Removing quotes from a string

Rust:
Removing quotes from a string

How to:

fn remove_quotes(s: &str) -> String {
    s.trim_matches(|c| c == '\"' || c == '\'').to_string()
}

fn main() {
    let quoted_str = "\"Hello, Rustaceans!\"";
    let cleaned_str = remove_quotes(quoted_str);
    println!("{}", cleaned_str);
    // Output: Hello, Rustaceans!
}

Sometimes you’ve got a string with mixed quotes, like this:

fn main() {
    let mixed_quoted = "'Rust says: \"Hello, World!\"'";
    let cleaned_str = remove_quotes(mixed_quoted);
    println!("{}", cleaned_str);
    // Output: Rust says: "Hello, World!"
}

Here, only the outermost single quotes are removed.

Deep Dive

When removing quotes from a string, you might wonder why it’s not just a simple .replace("\"", ""). Early on, dealing with text was less standardized, and different systems had different ways of storing and transmitting text, often with some kind of ’escape sequence’ for special characters.

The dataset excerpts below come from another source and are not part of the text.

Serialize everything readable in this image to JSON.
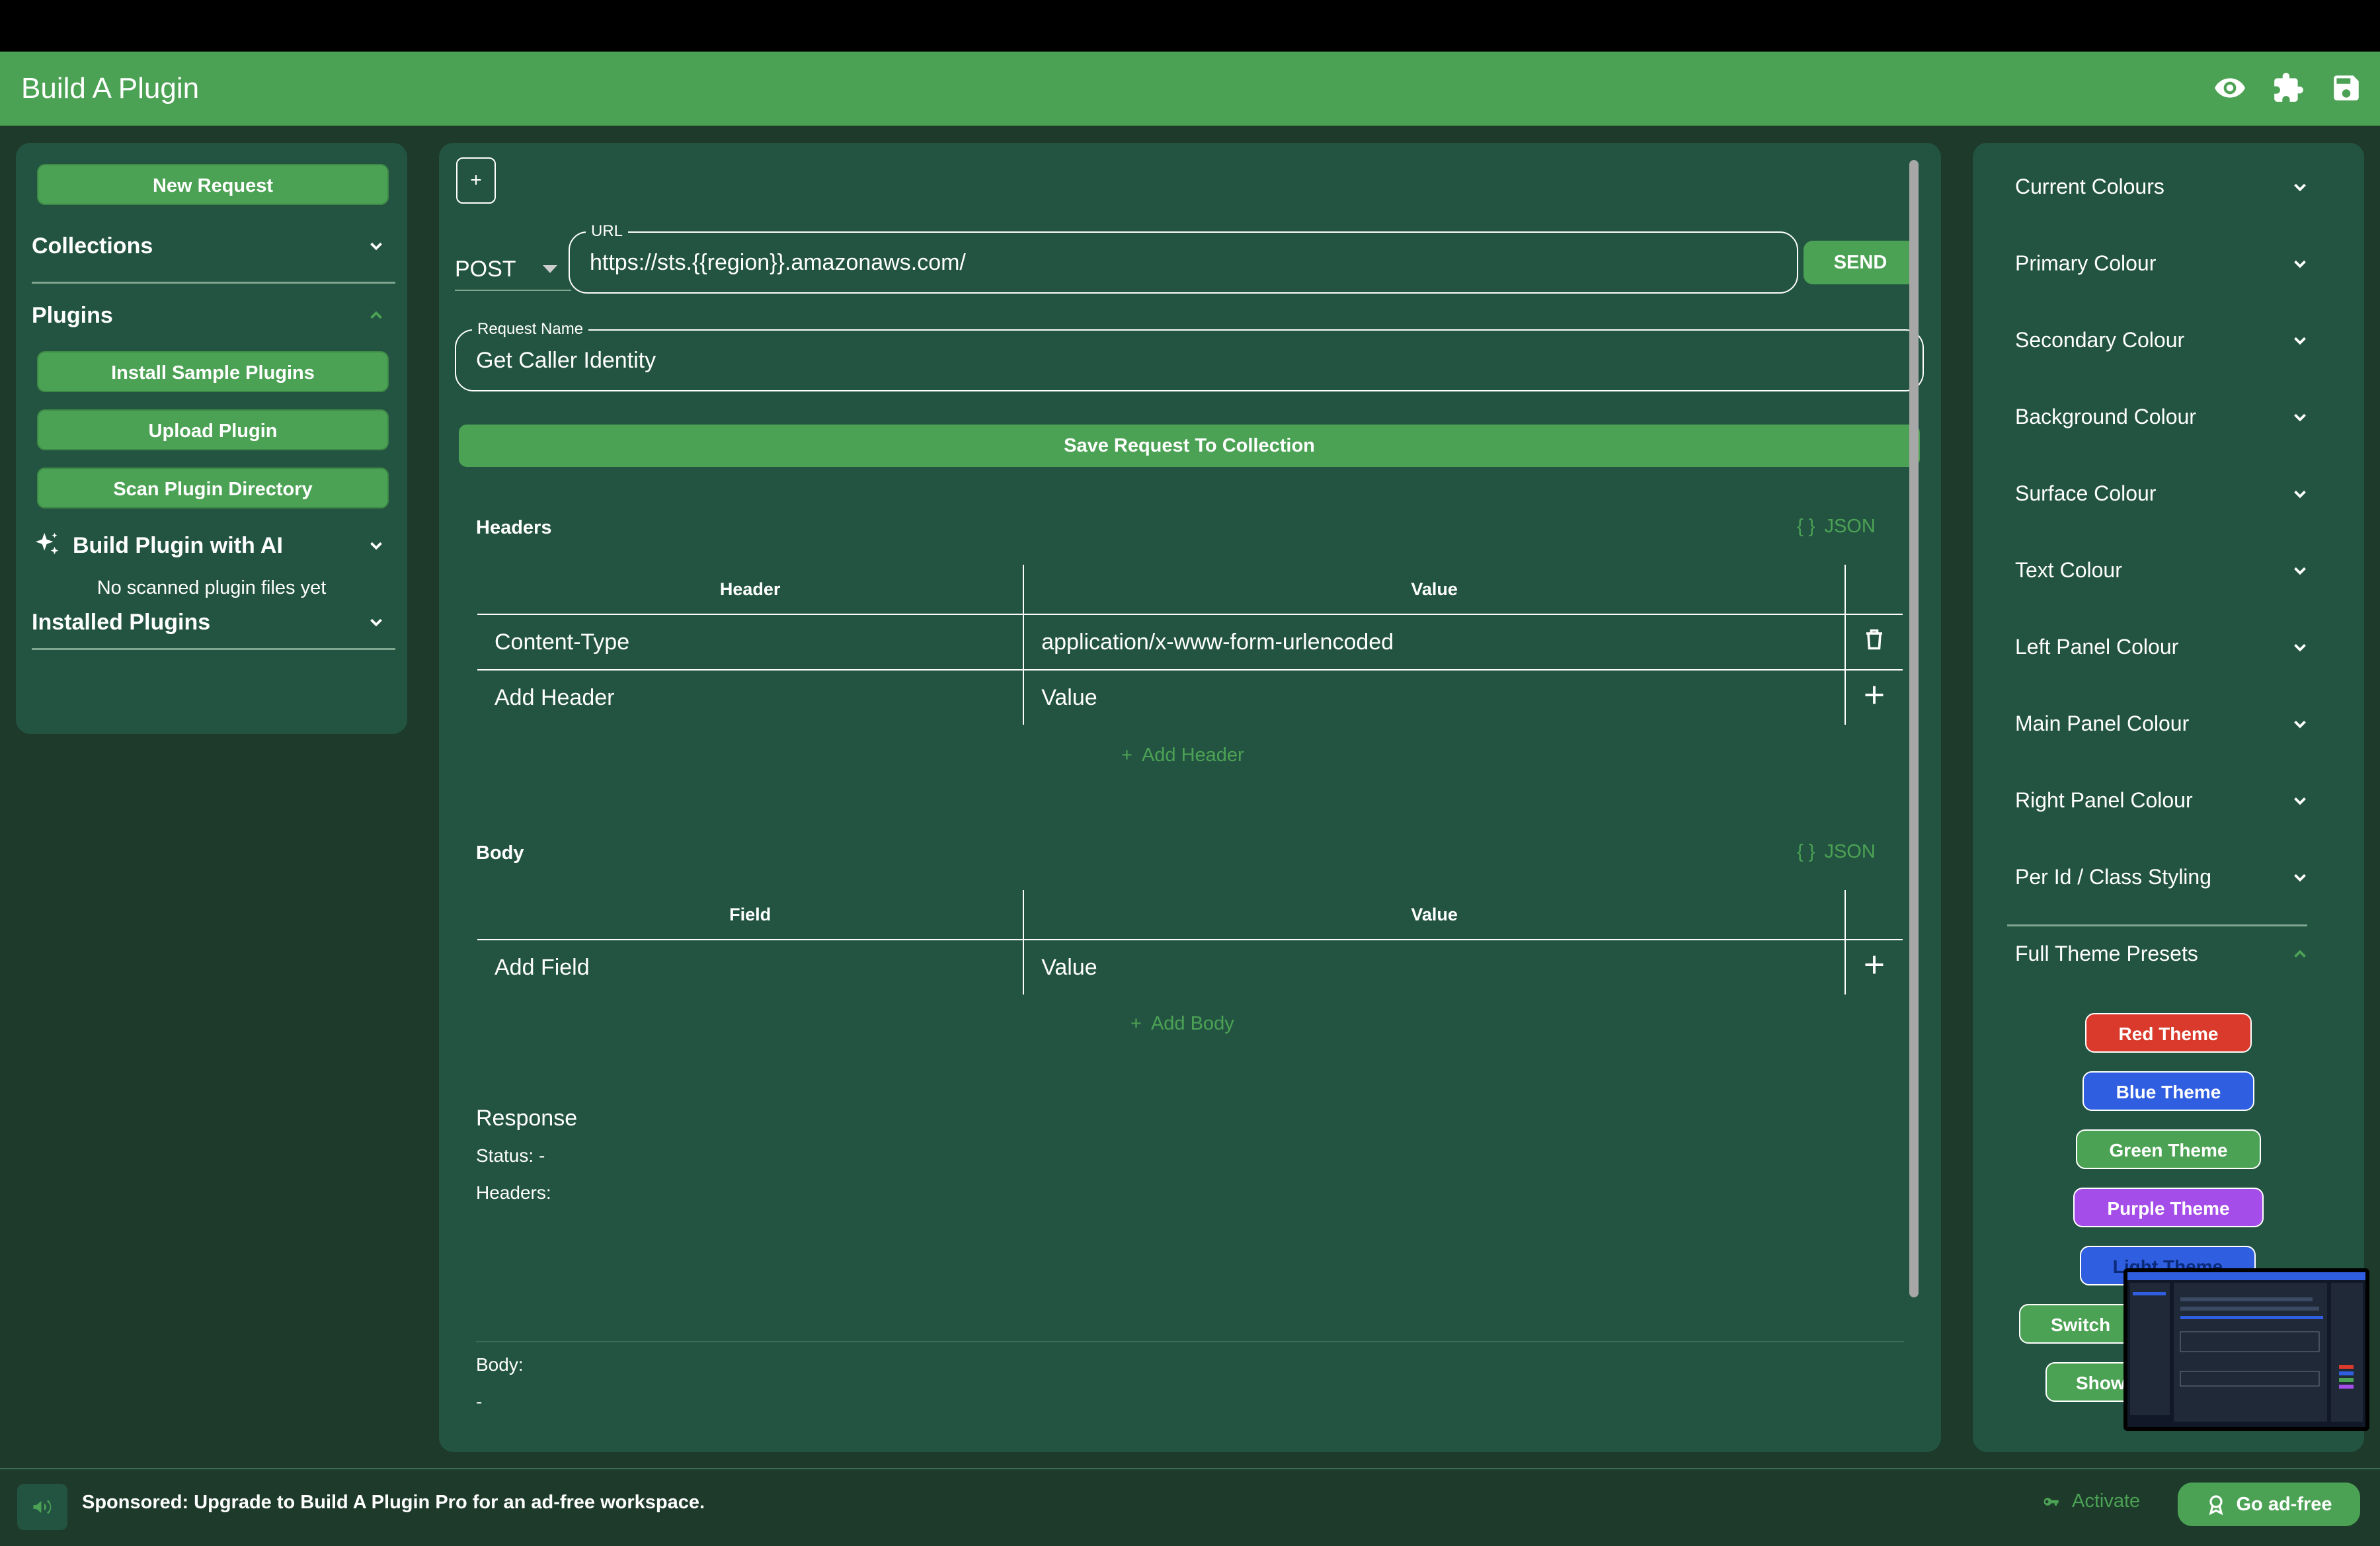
{
  "app": {
    "title": "Build A Plugin"
  },
  "appbar_icons": [
    "eye-icon",
    "puzzle-icon",
    "save-icon"
  ],
  "left_panel": {
    "new_request": "New Request",
    "collections": "Collections",
    "plugins": "Plugins",
    "plugin_buttons": [
      "Install Sample Plugins",
      "Upload Plugin",
      "Scan Plugin Directory"
    ],
    "build_ai": "Build Plugin with AI",
    "no_scanned": "No scanned plugin files yet",
    "installed": "Installed Plugins"
  },
  "request": {
    "plus": "+",
    "method": "POST",
    "url_label": "URL",
    "url": "https://sts.{{region}}.amazonaws.com/",
    "send": "SEND",
    "name_label": "Request Name",
    "name": "Get Caller Identity",
    "save_to_collection": "Save Request To Collection"
  },
  "headers": {
    "title": "Headers",
    "json": "JSON",
    "col_header": "Header",
    "col_value": "Value",
    "rows": [
      {
        "key": "Content-Type",
        "value": "application/x-www-form-urlencoded"
      }
    ],
    "new_key_placeholder": "Add Header",
    "new_value_placeholder": "Value",
    "add_link": "Add Header"
  },
  "body": {
    "title": "Body",
    "json": "JSON",
    "col_field": "Field",
    "col_value": "Value",
    "new_key_placeholder": "Add Field",
    "new_value_placeholder": "Value",
    "add_link": "Add Body"
  },
  "response": {
    "title": "Response",
    "status": "Status: -",
    "headers": "Headers:",
    "body": "Body:",
    "body_value": "-"
  },
  "right_panel": {
    "items": [
      "Current Colours",
      "Primary Colour",
      "Secondary Colour",
      "Background Colour",
      "Surface Colour",
      "Text Colour",
      "Left Panel Colour",
      "Main Panel Colour",
      "Right Panel Colour",
      "Per Id / Class Styling",
      "Full Theme Presets"
    ],
    "themes": [
      {
        "label": "Red Theme",
        "color": "#d93a2b"
      },
      {
        "label": "Blue Theme",
        "color": "#2f5fe0"
      },
      {
        "label": "Green Theme",
        "color": "#4ca254"
      },
      {
        "label": "Purple Theme",
        "color": "#a44de8"
      },
      {
        "label": "Light Theme",
        "color": "#2f5fe0"
      }
    ],
    "partial_buttons": [
      "Switch",
      "Show"
    ]
  },
  "ad": {
    "text": "Sponsored: Upgrade to Build A Plugin Pro for an ad-free workspace.",
    "activate": "Activate",
    "go_adfree": "Go ad-free"
  },
  "colors": {
    "accent": "#4ca254",
    "panel": "#235442",
    "background": "#1d3a2b"
  }
}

Rust’s trim_matches method is more versatile, allowing you to specify multiple characters to trim, and whether to trim from the start (prefix), the end (suffix), or both sides of the string.

There are alternatives, of course. Regex is the powerhouse for string manipulation, capable of matching complex patterns, and would be overkill for just removing quotes. Libraries like trim_in_place could offer in-place trimming without the overhead of creating a new String object, which could be desirable for performance-critical applications.

Under the hood, trim_matches actually iterates through the characters of the string from both ends, checking against the provided pattern until a non-matching character is found. It’s efficient for what it does, but always be aware that it’s working with Unicode scalar values. If your string might contain multi-byte Unicode characters, you don’t have to worry about it breaking them up.